Based on deep learning technologies, IBM developed technology that recognizes spoken words ever closer to human parity.

Last year, IBM announced a major improvement in conversational speech recognition with a system achieving a 6.9 percent word error rate.

Since then, IBM Researchers have continued to push the boundaries of accuracy rates. The company believes that the latest development is a historic milestone and sets an industry record of 5.5 percent, a 20 percent improvement from the rate than was reported six months prior.

The success of speech recognition technology is measured against human parity, an error rate on par with that of two humans speaking.

Previously, human parity was considered a 5.9 percent word error rate; IBM partnered with Appen, a speech and technology service provider, to reassess the industry benchmark and determined that human parity is lower than what anyone has yet achieved: 5.1 percent.

“These speech developments build on decades of research, and achieving speech recognition comparable to that of humans is a complex task. At IBM, we are dedicated to creating the technology that will one day match the complexity of how the human ear, voice and brain interact,” said Michael Karasick, IBM Vice President, Cognitive Computing.

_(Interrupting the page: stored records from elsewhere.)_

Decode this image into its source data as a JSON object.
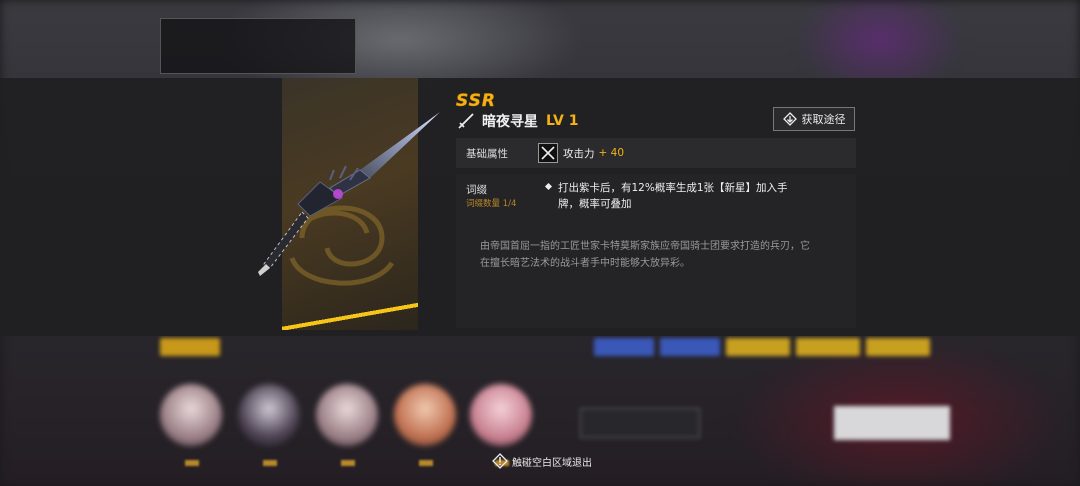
{
  "item": {
    "rarity": "SSR",
    "name": "暗夜寻星",
    "level": "LV 1",
    "obtain_label": "获取途径"
  },
  "base_attributes": {
    "header": "基础属性",
    "attack_label": "攻击力",
    "attack_value": "+ 40"
  },
  "affix": {
    "header": "词缀",
    "count": "词缀数量 1/4",
    "description": "打出紫卡后，有12%概率生成1张【新星】加入手牌，概率可叠加",
    "lore": "由帝国首屈一指的工匠世家卡特莫斯家族应帝国骑士团要求打造的兵刃，它在擅长暗艺法术的战斗者手中时能够大放异彩。"
  },
  "footer": {
    "exit_hint": "触碰空白区域退出"
  },
  "colors": {
    "accent_gold": "#f3b315",
    "panel_bg": "#202022",
    "affix_count": "#b8862a"
  }
}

“This progress will have important implications for how man and machine collaborate in the future, making the interactions more natural and productive. We believe it is only a matter of time before we achieve parity on speech recognition with humans.”

As the IT major continues to develop and improve upon this technology, its researchers will remain accountable to the highest standards of accuracy when measuring for it for the findings to be truly valuable, IBM hopes.